The BSP and the MB were also restrained by the trial court “from continuing and committing acts prejudicial to petitioner’s (Banco Filipino’s) operation.”

In its petition, BSP and MB argued that the Makati RTC violated their right to due process when it took cognizance of the case filed by Banco Filipino despite its lack of jurisdiction.

The petitioners further argued that allowing the case to proceed would prevent BSP from performing its constitutionally mandated duty to provide policy direction in banking activities and to supervise the operations of banks.


BSP: Banco Filipino mismanaged depositors' money Business Mirror Posted at 03/28/2011 8:08 AM | Updated as of 03/28/2011 11:00 AM

MANILA, Philippines - The Bangko Sentral ng Pilipinas said on Sunday alleged mismanagement and excesses through the years brought down the Banco Filipino Savings and Mortgage Bank (BF) a second time and forced authorities to place it under receivership yet again.

Such excesses were in the form of alleged lavish spending and unpaid loans to the bank itself and the central bank, whose cumulative impact forced the decision to appoint the Philippine Deposit Insurance Corp. as receiver and take control of BF.

“The officers of Banco Filipino Savings and Mortgage Bank mismanaged money entrusted to them by their depositors by its continued lavish spending and allowing loans to remain unpaid, including billions in overdue loans granted to its stockholders, officers and related companies,” the BSP said in a statement sent by e-mail.

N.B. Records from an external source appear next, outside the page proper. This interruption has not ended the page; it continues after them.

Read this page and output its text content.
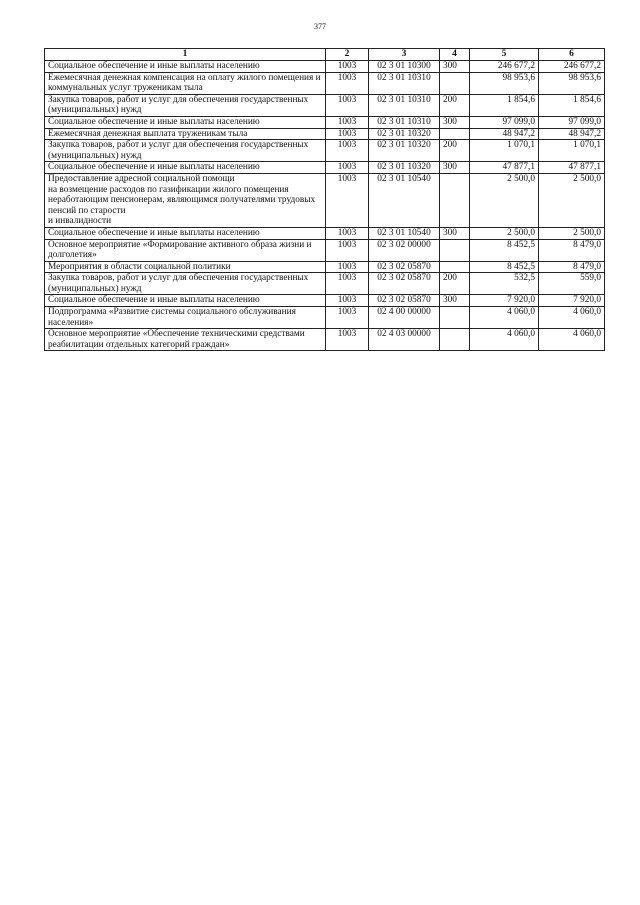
377
1	2	3	4	5	6
Социальное обеспечение и иные выплаты населению	1003	02 3 01 10300	300	246 677,2	246 677,2
Ежемесячная денежная компенсация на оплату жилого помещения и коммунальных услуг труженикам тыла	1003	02 3 01 10310		98 953,6	98 953,6
Закупка товаров, работ и услуг для обеспечения государственных (муниципальных) нужд	1003	02 3 01 10310	200	1 854,6	1 854,6
Социальное обеспечение и иные выплаты населению	1003	02 3 01 10310	300	97 099,0	97 099,0
Ежемесячная денежная выплата труженикам тыла	1003	02 3 01 10320		48 947,2	48 947,2
Закупка товаров, работ и услуг для обеспечения государственных (муниципальных) нужд	1003	02 3 01 10320	200	1 070,1	1 070,1
Социальное обеспечение и иные выплаты населению	1003	02 3 01 10320	300	47 877,1	47 877,1
Предоставление адресной социальной помощи
на возмещение расходов по газификации жилого помещения неработающим пенсионерам, являющимся получателями трудовых пенсий по старости
и инвалидности	1003	02 3 01 10540		2 500,0	2 500,0
Социальное обеспечение и иные выплаты населению	1003	02 3 01 10540	300	2 500,0	2 500,0
Основное мероприятие «Формирование активного образа жизни и долголетия»	1003	02 3 02 00000		8 452,5	8 479,0
Мероприятия в области социальной политики	1003	02 3 02 05870		8 452,5	8 479,0
Закупка товаров, работ и услуг для обеспечения государственных (муниципальных) нужд	1003	02 3 02 05870	200	532,5	559,0
Социальное обеспечение и иные выплаты населению	1003	02 3 02 05870	300	7 920,0	7 920,0
Подпрограмма «Развитие системы социального обслуживания населения»	1003	02 4 00 00000		4 060,0	4 060,0
Основное мероприятие «Обеспечение техническими средствами реабилитации отдельных категорий граждан»	1003	02 4 03 00000		4 060,0	4 060,0
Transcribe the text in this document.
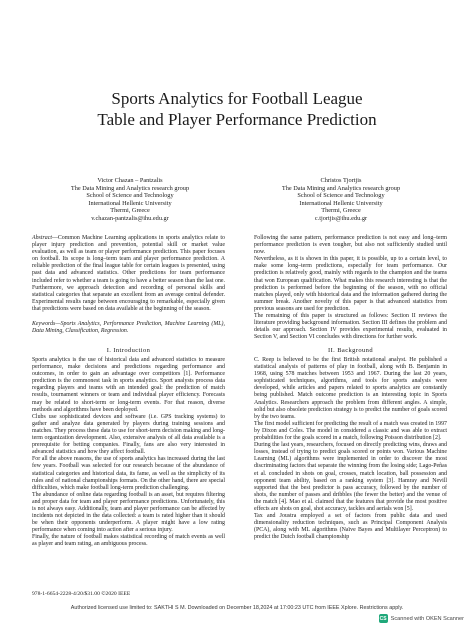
Sports Analytics for Football League
Table and Player Performance Prediction
Victor Chazan – Pantzalis
The Data Mining and Analytics research group
School of Science and Technology
International Hellenic University
Thermi, Greece
v.chazan-pantzalis@ihu.edu.gr
Christos Tjortjis
The Data Mining and Analytics research group
School of Science and Technology
International Hellenic University
Thermi, Greece
c.tjortjis@ihu.edu.gr

Abstract—Common Machine Learning applications in sports analytics relate to player injury prediction and prevention, potential skill or market value evaluation, as well as team or player performance prediction. This paper focuses on football. Its scope is long–term team and player performance prediction. A reliable prediction of the final league table for certain leagues is presented, using past data and advanced statistics. Other predictions for team performance included refer to whether a team is going to have a better season than the last one. Furthermore, we approach detection and recording of personal skills and statistical categories that separate an excellent from an average central defender. Experimental results range between encouraging to remarkable, especially given that predictions were based on data available at the beginning of the season.

Keywords—Sports Analytics, Performance Prediction, Machine Learning (ML), Data Mining, Classification, Regression.

I. Introduction

Sports analytics is the use of historical data and advanced statistics to measure performance, make decisions and predictions regarding performance and outcomes, in order to gain an advantage over competitors [1]. Performance prediction is the commonest task in sports analytics. Sport analysts process data regarding players and teams with an intended goal: the prediction of match results, tournament winners or team and individual player efficiency. Forecasts may be related to short-term or long-term events. For that reason, diverse methods and algorithms have been deployed.

Clubs use sophisticated devices and software (i.e. GPS tracking systems) to gather and analyze data generated by players during training sessions and matches. They process these data to use for short-term decision making and long-term organization development. Also, extensive analysis of all data available is a prerequisite for betting companies. Finally, fans are also very interested in advanced statistics and how they affect football.

For all the above reasons, the use of sports analytics has increased during the last few years. Football was selected for our research because of the abundance of statistical categories and historical data, its fame, as well as the simplicity of its rules and of national championships formats. On the other hand, there are special difficulties, which make football long-term prediction challenging.

The abundance of online data regarding football is an asset, but requires filtering and proper data for team and player performance predictions. Unfortunately, this is not always easy. Additionally, team and player performance can be affected by incidents not depicted in the data collected: a team is rated higher than it should be when their opponents underperform. A player might have a low rating performance when coming into action after a serious injury.

Finally, the nature of football makes statistical recording of match events as well as player and team rating, an ambiguous process.

Following the same pattern, performance prediction is not easy and long–term performance prediction is even tougher, but also not sufficiently studied until now.

Nevertheless, as it is shown in this paper, it is possible, up to a certain level, to make some long–term predictions, especially for team performance. Our prediction is relatively good, mainly with regards to the champion and the teams that won European qualification. What makes this research interesting is that the prediction is performed before the beginning of the season, with no official matches played, only with historical data and the information gathered during the summer break. Another novelty of this paper is that advanced statistics from previous seasons are used for prediction.

The remaining of this paper is structured as follows: Section II reviews the literature providing background information. Section III defines the problem and details our approach. Section IV provides experimental results, evaluated in Section V, and Section VI concludes with directions for further work.

II. Background

C. Reep is believed to be the first British notational analyst. He published a statistical analysis of patterns of play in football, along with B. Benjamin in 1968, using 578 matches between 1953 and 1967. During the last 20 years, sophisticated techniques, algorithms, and tools for sports analysis were developed, while articles and papers related to sports analytics are constantly being published. Match outcome prediction is an interesting topic in Sports Analytics. Researchers approach the problem from different angles. A simple, solid but also obsolete prediction strategy is to predict the number of goals scored by the two teams.

The first model sufficient for predicting the result of a match was created in 1997 by Dixon and Coles. The model in considered a classic and was able to extract probabilities for the goals scored in a match, following Poisson distribution [2].

During the last years, researchers, focused on directly predicting wins, draws and losses, instead of trying to predict goals scored or points won. Various Machine Learning (ML) algorithms were implemented in order to discover the most discriminating factors that separate the winning from the losing side; Lago-Peñas et al. concluded in shots on goal, crosses, match location, ball possession and opponent team ability, based on a ranking system [3]. Hamray and Nevill supported that the best predictor is pass accuracy, followed by the number of shots, the number of passes and dribbles (the fewer the better) and the venue of the match [4]. Mao et al. claimed that the features that provide the most positive effects are shots on goal, shot accuracy, tackles and aerials won [5].

Tax and Joustra employed a set of factors from public data and used dimensionality reduction techniques, such as Principal Component Analysis (PCA), along with ML algorithms (Naïve Bayes and Multilayer Perceptron) to predict the Dutch football championship

978-1-6654-2228-4/20/$31.00 ©2020 IEEE
Authorized licensed use limited to: SAKTHI S M. Downloaded on December 18,2024 at 17:00:23 UTC from IEEE Xplore. Restrictions apply.
CS Scanned with OKEN Scanner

According to the BSP, 91% of all loans taken out as of Sept. 20, 2010, were already past due.

“In particular, uncollected overdue loans to BF directors, officers, stockholders and their related interests reached P2.2 billion, or more than half of BF’s total loan portfolio,” the BSP said.

It noted while the bank’s annual gross income over a 3-year period ending 2009 averaged only P242.5 million, BF allegedly racked up expenses for salaries, benefits and professional fees averaging P597 million, or 2.5 times more than the bank was earning.

“In 2010 legal fees alone reached P245 million, of which P131 million was spent in the last quarter,” the BSP said.

This developed even though BF owes the BSP P4.4 billion in loans outstanding as of September 2010, the BSP said.

“Banco Filipino lured depositors with interest rates way above prevailing market rates. For instance, while most banks pay interest of 1% to 2% for special savings deposits, BF paid so much more—from 6% to 13.9% for special savings deposits. As a result, BF’s interest expense was higher than its interest income. Between 2007 and 2009, its average negative net interest margin was P1 billion a year,” the BSP said.

The BSP also said a huge chunk of BF’s assets were, in fact, “losses that have been capitalized.”

“In the days before it was placed under PDIC receivership, BF was no longer able to settle its obligations as they fall due. For instance, due to insufficient balance in its demand deposit account with the BSP, the Philippine Clearing House Corp. returned about P789 million worth of BF checks as of March 15, 2011.

“Also on March 15, the BSP started receiving complaints from BF depositors in different parts of the country that they were no longer able to withdraw their deposits from BF,” the BSP said.

The BSP said that in performing its regulatory role over banks, “it always strives to strike a balance between full adherence to due process and the faithful enforcement of banking laws and prudential regulations that protect our banking system.”

In 1985 BF was ordered closed by the then-Central Bank of the Philippines on grounds of alleged insolvency, but was subsequently allowed to reopen in 1994, when the Supreme Court ruled the closure was illegal.

The bank has an P18.8-billion damage suit against the Central Bank-Board of Liquidators, or CB-BOL.

There is dispute as to whether the BSP may be held liable for the acts of the defunct Central Bank as the latter’s successor in interest. The BSP has steadfastly held they are not a successor in interest to the old central bank.